Rising temperatures has retreated sea ice, making it difficult for hunters and their dogsleds to maintain traditional ways.
‘Economic development requires a broader base, and mining and tourism are the potential pillars in such a process’
Greenland’s Economic Council
With retreating sea ice new possibilities emerge due to better access for mining rare earth minerals. This has attracted international attention, with foreign countries wanting to buy Greenland’s natural resources including 17 metals used for high-tech devices.
Siumut was in favor of the mining project until new chairman Mr. Jensen adopted a more reserved line when put into power back in November.
Frustrated by Siumuts lacking standing on the mining project the right-wing Demokraatit party left the coalition, illustrating the new political landscape in the country.
‘We are at a pivotal moment with a new generation at the head of Siumut and the Kvanefjeld [Kuannersuit] project is creating tension,’ Mikaa Mered, professor of geopolitics at the Paris Institute of Political Studies, says to AFP.

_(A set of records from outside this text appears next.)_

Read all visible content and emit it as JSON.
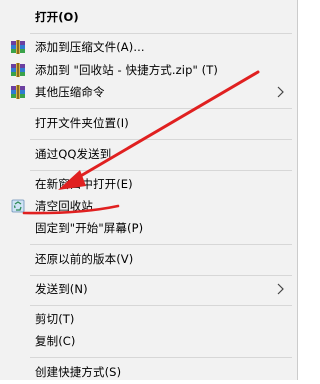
{
  "menu": {
    "items": [
      {
        "label": "打开(O)"
      },
      {
        "label": "添加到压缩文件(A)..."
      },
      {
        "label": "添加到 \"回收站 - 快捷方式.zip\" (T)"
      },
      {
        "label": "其他压缩命令"
      },
      {
        "label": "打开文件夹位置(I)"
      },
      {
        "label": "通过QQ发送到"
      },
      {
        "label": "在新窗口中打开(E)"
      },
      {
        "label": "清空回收站"
      },
      {
        "label": "固定到\"开始\"屏幕(P)"
      },
      {
        "label": "还原以前的版本(V)"
      },
      {
        "label": "发送到(N)"
      },
      {
        "label": "剪切(T)"
      },
      {
        "label": "复制(C)"
      },
      {
        "label": "创建快捷方式(S)"
      }
    ]
  },
  "annotation": {
    "color": "#e02020"
  },
  "icons": {
    "archive": "winrar-archive-icon",
    "recycle": "recycle-bin-icon",
    "submenu": "chevron-right-icon"
  }
}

Mining alone would probably not be enough for Greenland to be fully self-sufficient. But it will add a huge chunk of the overall finances, Torben Andersen economics professor at the University of Aarhus told AFP.
‘Economic development requires a broader base, and mining and tourism are the potential pillars in such a process,’ says Mr. Andersen, who also chairs Greenland’s Economic Council.
More Danish military action
Denmark’s prime minister Mette Frederiksen and the government has not made any comment or statement on Greenland’s new election. They do not interfere with Greenland’s national affairs, for the most part.
But Denmark does control military activities and foreign affairs on behalf of Greenland.
And more international attention to the arctic has made Denmark act, as Russian and Chinese vessels are exploring the region.
‘We have seen growing foreign activities in the Arctic and North Atlantic. Therefore, we need better surveillance and presence in the area’
Danish minister of defense
A Chinese icebreaker sailed unannounced into Greenland’s territorial waters in October last year, according to Reuters.
The growing importance of the arctic has led Denmark to invest 1,5 billion Danish Kroner on Thursday last week to strengthen defense and add more high-tech based surveillance in the Arctic and North Atlantic region.
‘We have seen growing foreign activities in the Arctic and North Atlantic. Therefore, we need better surveillance and presence in the area. Not to escalate conflict, but because we must take these threats seriously. This initiative will happen in close partnership between Denmark, the Faroe Islands and Greenland,’ said Danish minister of defense Trine Bramsen about the investment.
No comment from any Greenlandic party of Faroe Islands officials were featured in the press release published by the Danish ministry of defense.
‘I am looking forward to see Naalakkersuisut [Greenland’s government] continue the dialogue with the danish government on the implementation of the Arctic capacity package. We already agreed that our companies and capacities, like Air Greenland and Asiaq, will be used for the task, said Mr. Kielsen shortly before the new election was called this week.